On an unprecedented move in Finland, Sivuvalo project (www.sivuvalo.com) launches its first non-profit poetry book series called ‘Karu Kartonera’ on behalf of the right that international writers living in Finland must have to publish in their own mother tongue. The collection is a long term publishing cooperation with Stadin Ammatiopisto. Our second book will be a trilingual poetry compilation (Sámi, Spanish and English) of Sámi contemporary writers Niillas Holmberg and Inger-Mari Aikio.
Next August 31st at 6 p.m. we invite you to the presentation of “We hate war, Mother!” at Arkadia international bookshop (Nervanderinkatu 11, Helsinki), where you can meet the author, get your signed copy and also watch the premier of “The Journey of a Broken Bird” a poetry film based on the work of Ye Yint Thet Zwe. Presentation will be held by writer and journalist Mathias Rosenlund.

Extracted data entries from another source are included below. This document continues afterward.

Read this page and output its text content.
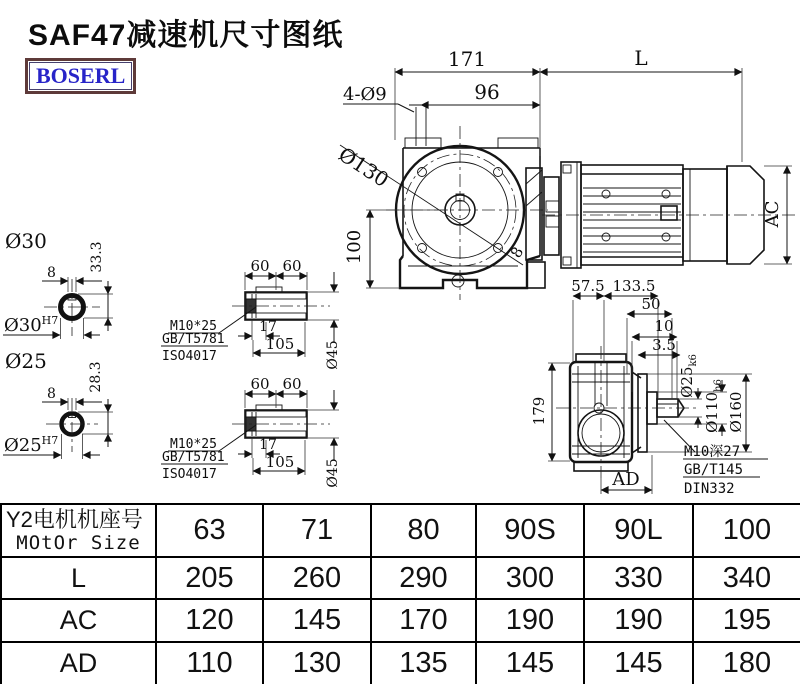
SAF47减速机尺寸图纸
BOSERL
Ø130
8
171	L
96
4-Ø9
100
AC
57.5 133.5
50
10
3.5
$Ø25_{k6}$
$Ø110_{h6}$
Ø160
179
AD
M10深27
GB/T145
DIN332
Ø30
8
33.3
$Ø30^{H7}$
Ø25
8
28.3
$Ø25^{H7}$
60 60
17
105 Ø45
M10*25
GB/T5781
ISO4017
60 60
17
105 Ø45
M10*25
GB/T5781
ISO4017
Y2电机机座号
MOtOr Size	63	71	80	90S	90L	100
L	205	260	290	300	330	340
AC	120	145	170	190	190	195
AD	110	130	135	145	145	180
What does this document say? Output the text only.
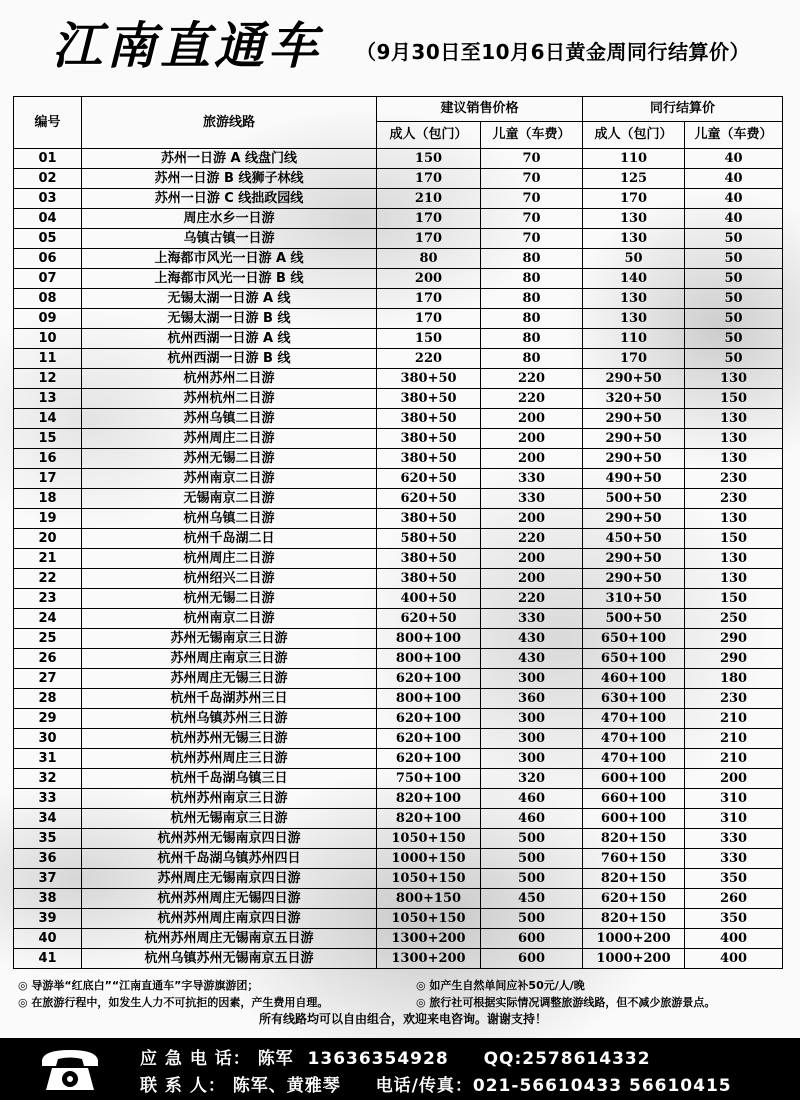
江南直通车 （9月30日至10月6日黄金周同行结算价）
编号	旅游线路	建议销售价格		同行结算价	
		成人（包门）	儿童（车费）	成人（包门）	儿童（车费）
01	苏州一日游 A 线盘门线	150	70	110	40
02	苏州一日游 B 线狮子林线	170	70	125	40
03	苏州一日游 C 线拙政园线	210	70	170	40
04	周庄水乡一日游	170	70	130	40
05	乌镇古镇一日游	170	70	130	50
06	上海都市风光一日游 A 线	80	80	50	50
07	上海都市风光一日游 B 线	200	80	140	50
08	无锡太湖一日游 A 线	170	80	130	50
09	无锡太湖一日游 B 线	170	80	130	50
10	杭州西湖一日游 A 线	150	80	110	50
11	杭州西湖一日游 B 线	220	80	170	50
12	杭州苏州二日游	380+50	220	290+50	130
13	苏州杭州二日游	380+50	220	320+50	150
14	苏州乌镇二日游	380+50	200	290+50	130
15	苏州周庄二日游	380+50	200	290+50	130
16	苏州无锡二日游	380+50	200	290+50	130
17	苏州南京二日游	620+50	330	490+50	230
18	无锡南京二日游	620+50	330	500+50	230
19	杭州乌镇二日游	380+50	200	290+50	130
20	杭州千岛湖二日	580+50	220	450+50	150
21	杭州周庄二日游	380+50	200	290+50	130
22	杭州绍兴二日游	380+50	200	290+50	130
23	杭州无锡二日游	400+50	220	310+50	150
24	杭州南京二日游	620+50	330	500+50	250
25	苏州无锡南京三日游	800+100	430	650+100	290
26	苏州周庄南京三日游	800+100	430	650+100	290
27	苏州周庄无锡三日游	620+100	300	460+100	180
28	杭州千岛湖苏州三日	800+100	360	630+100	230
29	杭州乌镇苏州三日游	620+100	300	470+100	210
30	杭州苏州无锡三日游	620+100	300	470+100	210
31	杭州苏州周庄三日游	620+100	300	470+100	210
32	杭州千岛湖乌镇三日	750+100	320	600+100	200
33	杭州苏州南京三日游	820+100	460	660+100	310
34	杭州无锡南京三日游	820+100	460	600+100	310
35	杭州苏州无锡南京四日游	1050+150	500	820+150	330
36	杭州千岛湖乌镇苏州四日	1000+150	500	760+150	330
37	苏州周庄无锡南京四日游	1050+150	500	820+150	350
38	杭州苏州周庄无锡四日游	800+150	450	620+150	260
39	杭州苏州周庄南京四日游	1050+150	500	820+150	350
40	杭州苏州周庄无锡南京五日游	1300+200	600	1000+200	400
41	杭州乌镇苏州无锡南京五日游	1300+200	600	1000+200	400
◎ 导游举“红底白”“江南直通车”字导游旗游团；	◎ 如产生自然单间应补50元/人/晚
◎ 在旅游行程中，如发生人力不可抗拒的因素，产生费用自理。	◎ 旅行社可根据实际情况调整旅游线路，但不减少旅游景点。
所有线路均可以自由组合，欢迎来电咨询。谢谢支持！
应 急 电 话： 陈军 13636354928 QQ:2578614332
联 系 人： 陈军、黄雅琴 电话/传真：021-56610433 56610415
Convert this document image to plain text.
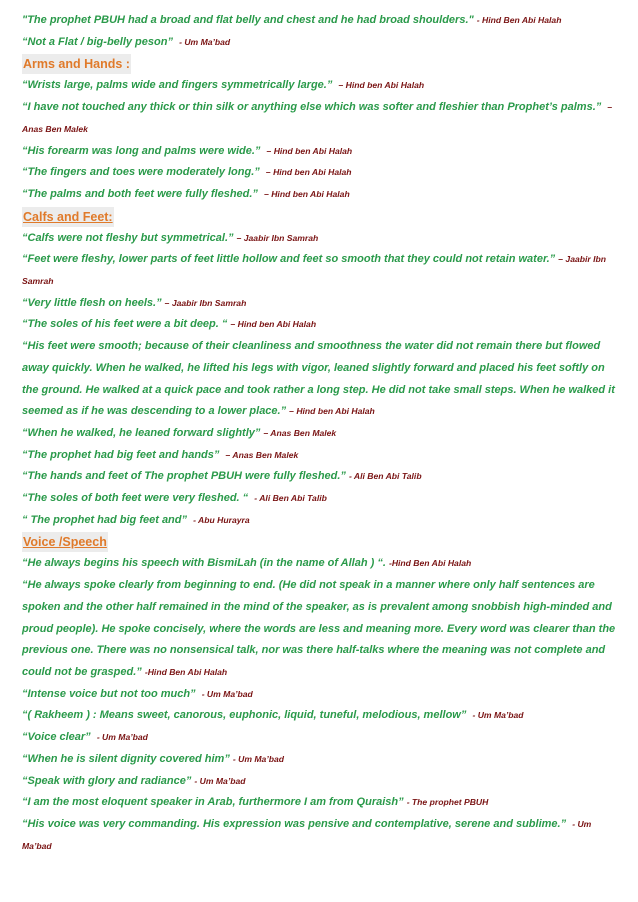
"The prophet PBUH had a broad and flat belly and chest and he had broad shoulders." - Hind Ben Abi Halah

“Not a Flat / big-belly peson” - Um Ma’bad

Arms and Hands :

“Wrists large, palms wide and fingers symmetrically large.” – Hind ben Abi Halah

“I have not touched any thick or thin silk or anything else which was softer and fleshier than Prophet’s palms.” – Anas Ben Malek

“His forearm was long and palms were wide.” – Hind ben Abi Halah

“The fingers and toes were moderately long.” – Hind ben Abi Halah

“The palms and both feet were fully fleshed.” – Hind ben Abi Halah

Calfs and Feet:

“Calfs were not fleshy but symmetrical.” – Jaabir Ibn Samrah

“Feet were fleshy, lower parts of feet little hollow and feet so smooth that they could not retain water.” – Jaabir Ibn Samrah

“Very little flesh on heels.” – Jaabir Ibn Samrah

“The soles of his feet were a bit deep. “ – Hind ben Abi Halah

“His feet were smooth; because of their cleanliness and smoothness the water did not remain there but flowed away quickly. When he walked, he lifted his legs with vigor, leaned slightly forward and placed his feet softly on the ground. He walked at a quick pace and took rather a long step. He did not take small steps. When he walked it seemed as if he was descending to a lower place.” – Hind ben Abi Halah

“When he walked, he leaned forward slightly” – Anas Ben Malek

“The prophet had big feet and hands” – Anas Ben Malek

“The hands and feet of The prophet PBUH were fully fleshed.” - Ali Ben Abi Talib

“The soles of both feet were very fleshed. “ - Ali Ben Abi Talib

“ The prophet had big feet and” - Abu Hurayra

Voice /Speech

“He always begins his speech with BismiLah (in the name of Allah ) “. -Hind Ben Abi Halah

“He always spoke clearly from beginning to end. (He did not speak in a manner where only half sentences are spoken and the other half remained in the mind of the speaker, as is prevalent among snobbish high-minded and proud people). He spoke concisely, where the words are less and meaning more. Every word was clearer than the previous one. There was no nonsensical talk, nor was there half-talks where the meaning was not complete and could not be grasped.” -Hind Ben Abi Halah

“Intense voice but not too much” - Um Ma’bad

“( Rakheem ) : Means sweet, canorous, euphonic, liquid, tuneful, melodious, mellow” - Um Ma’bad

“Voice clear” - Um Ma’bad

“When he is silent dignity covered him” - Um Ma’bad

“Speak with glory and radiance” - Um Ma’bad

“I am the most eloquent speaker in Arab, furthermore I am from Quraish” - The prophet PBUH

“His voice was very commanding. His expression was pensive and contemplative, serene and sublime.” - Um Ma’bad
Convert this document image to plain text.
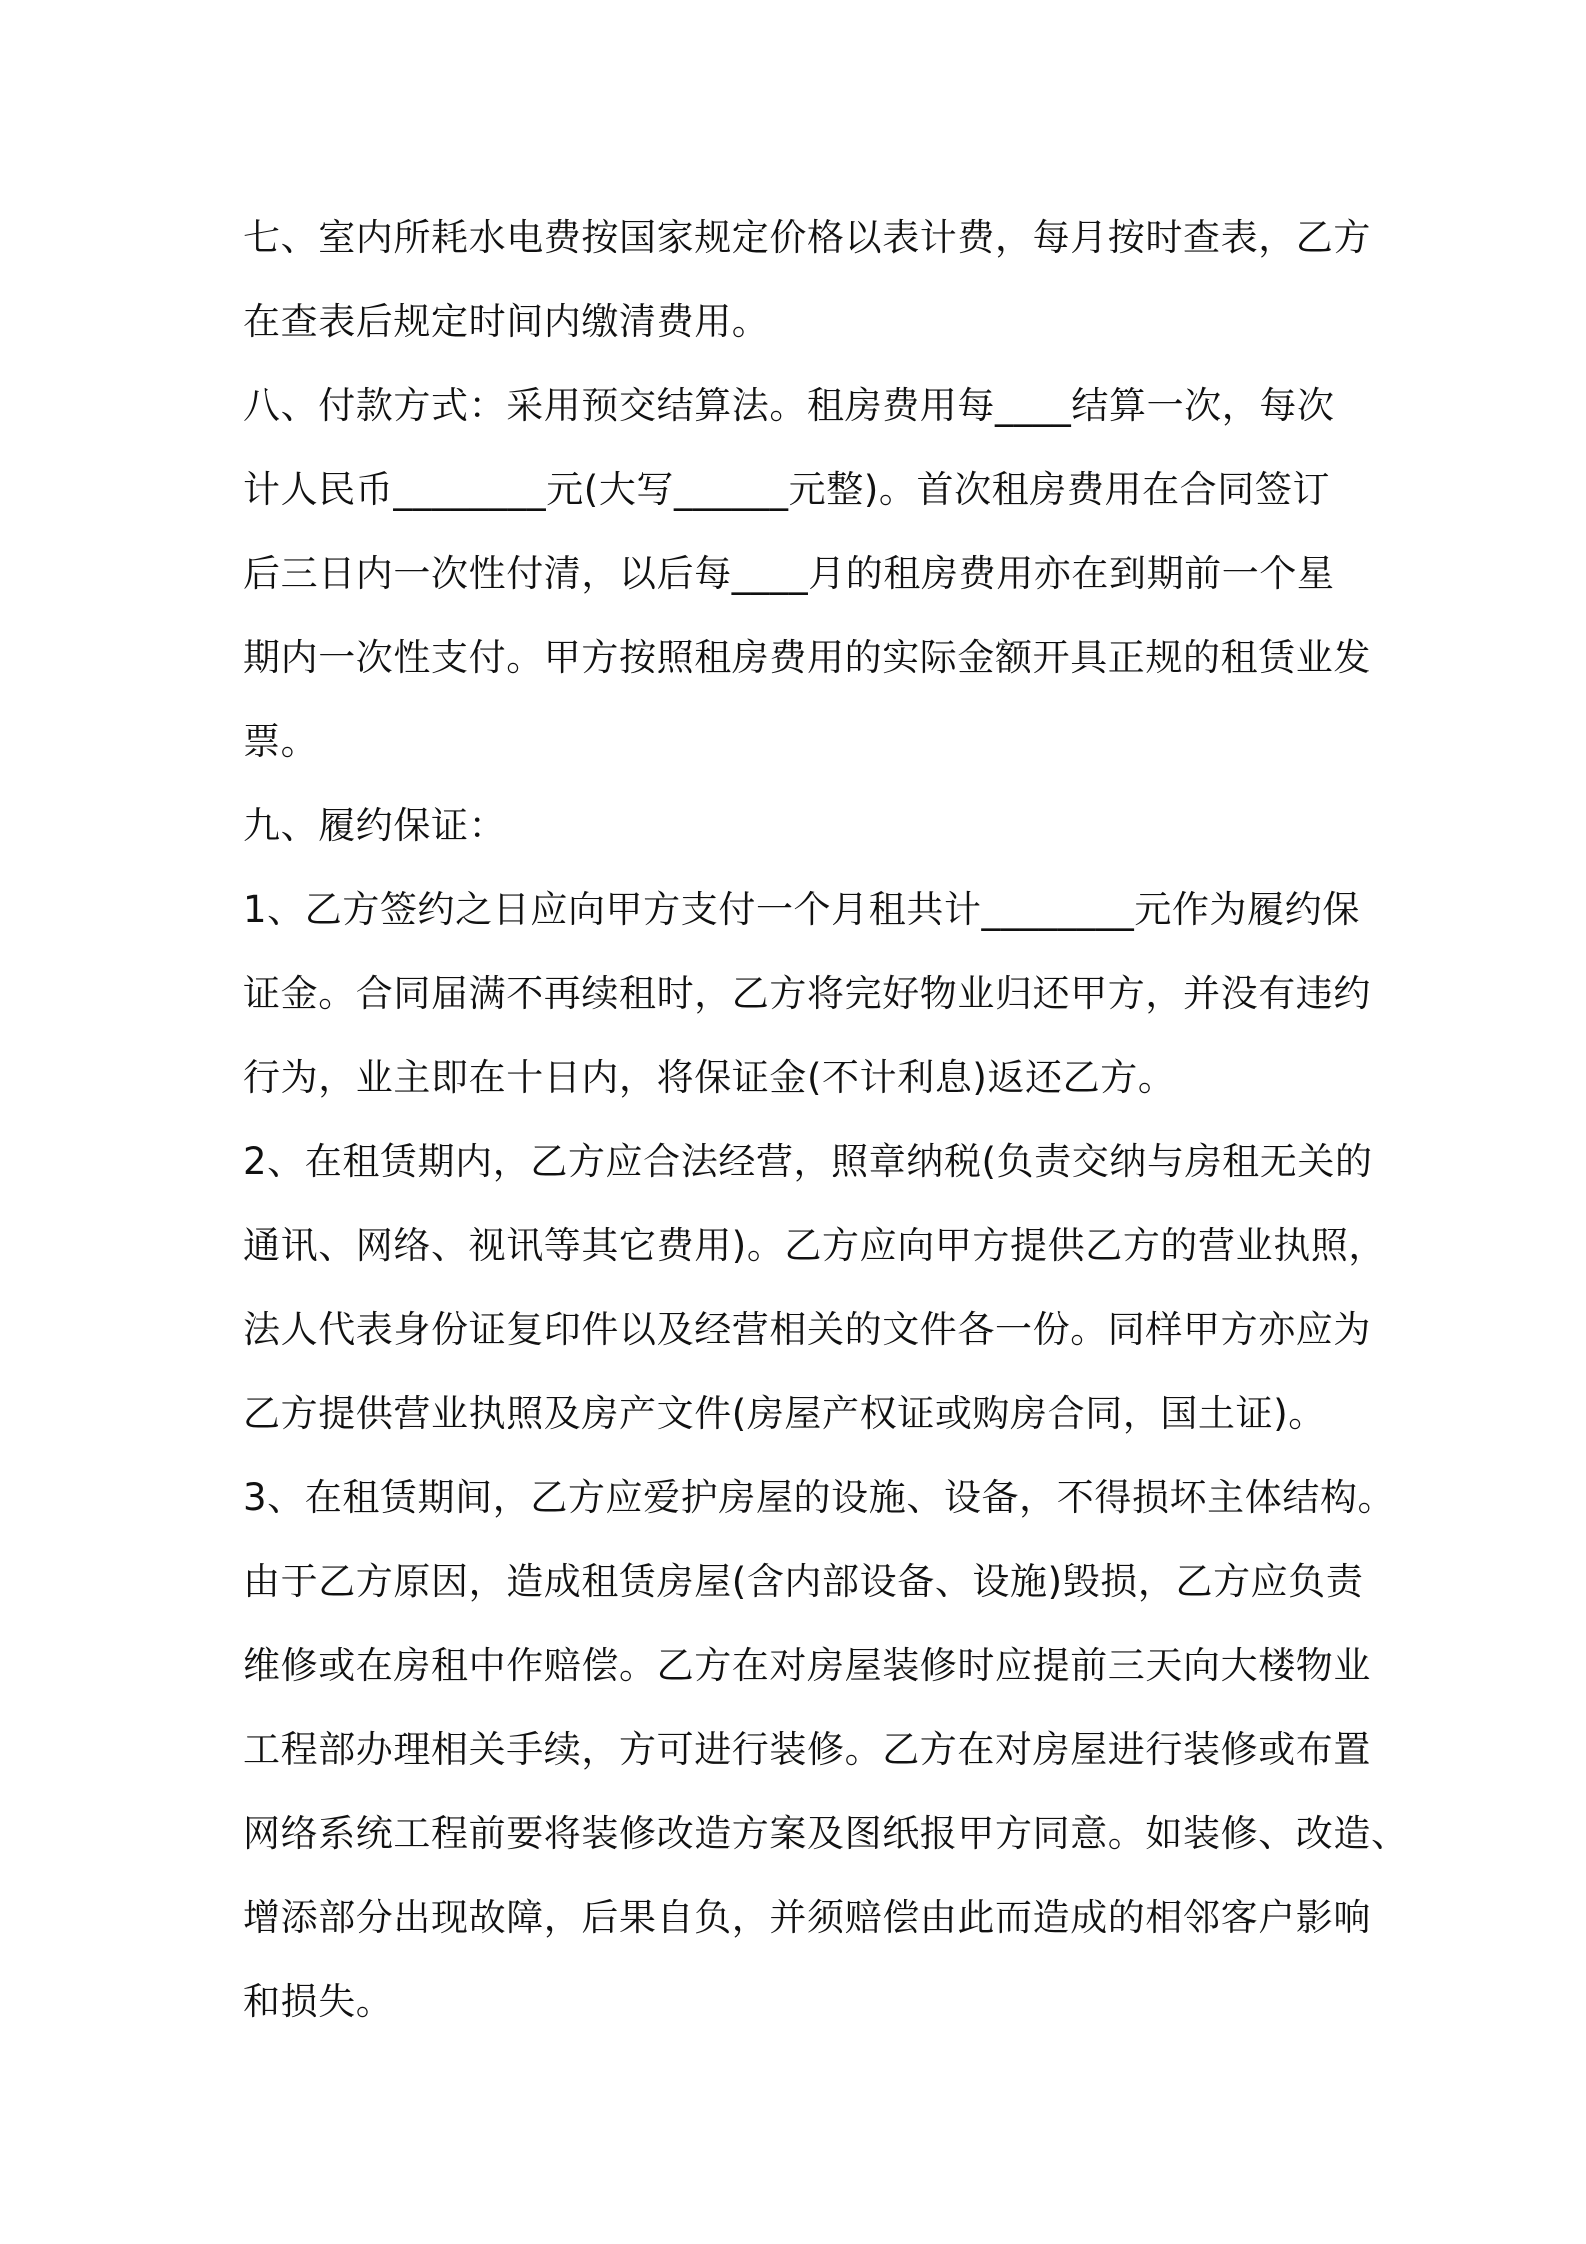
七、室内所耗水电费按国家规定价格以表计费，每月按时查表，乙方
在查表后规定时间内缴清费用。
八、付款方式：采用预交结算法。租房费用每____结算一次，每次
计人民币________元(大写______元整)。首次租房费用在合同签订
后三日内一次性付清，以后每____月的租房费用亦在到期前一个星
期内一次性支付。甲方按照租房费用的实际金额开具正规的租赁业发
票。
九、履约保证：
1、乙方签约之日应向甲方支付一个月租共计________元作为履约保
证金。合同届满不再续租时，乙方将完好物业归还甲方，并没有违约
行为，业主即在十日内，将保证金(不计利息)返还乙方。
2、在租赁期内，乙方应合法经营，照章纳税(负责交纳与房租无关的
通讯、网络、视讯等其它费用)。乙方应向甲方提供乙方的营业执照，
法人代表身份证复印件以及经营相关的文件各一份。同样甲方亦应为
乙方提供营业执照及房产文件(房屋产权证或购房合同，国土证)。
3、在租赁期间，乙方应爱护房屋的设施、设备，不得损坏主体结构。
由于乙方原因，造成租赁房屋(含内部设备、设施)毁损，乙方应负责
维修或在房租中作赔偿。乙方在对房屋装修时应提前三天向大楼物业
工程部办理相关手续，方可进行装修。乙方在对房屋进行装修或布置
网络系统工程前要将装修改造方案及图纸报甲方同意。如装修、改造、
增添部分出现故障，后果自负，并须赔偿由此而造成的相邻客户影响
和损失。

For more information, please contact at Ana Parra
| Sivuvalo’s Communication Manager
Ye Yint Thet Zwe,born 1965 in Yangon, Myanmar, is a Burmese poet Based in Helsinki. In 1988 became part of the student army leaving Burma in 1990 for political reasons, he has resided in Thailand, Malaysia, Singapore, Japan and finally in Finland.
In Tokyo, Ye Yint founded the independent Burmese library ‘Ahara’ with the help of other writers as a way to preserve their heritage.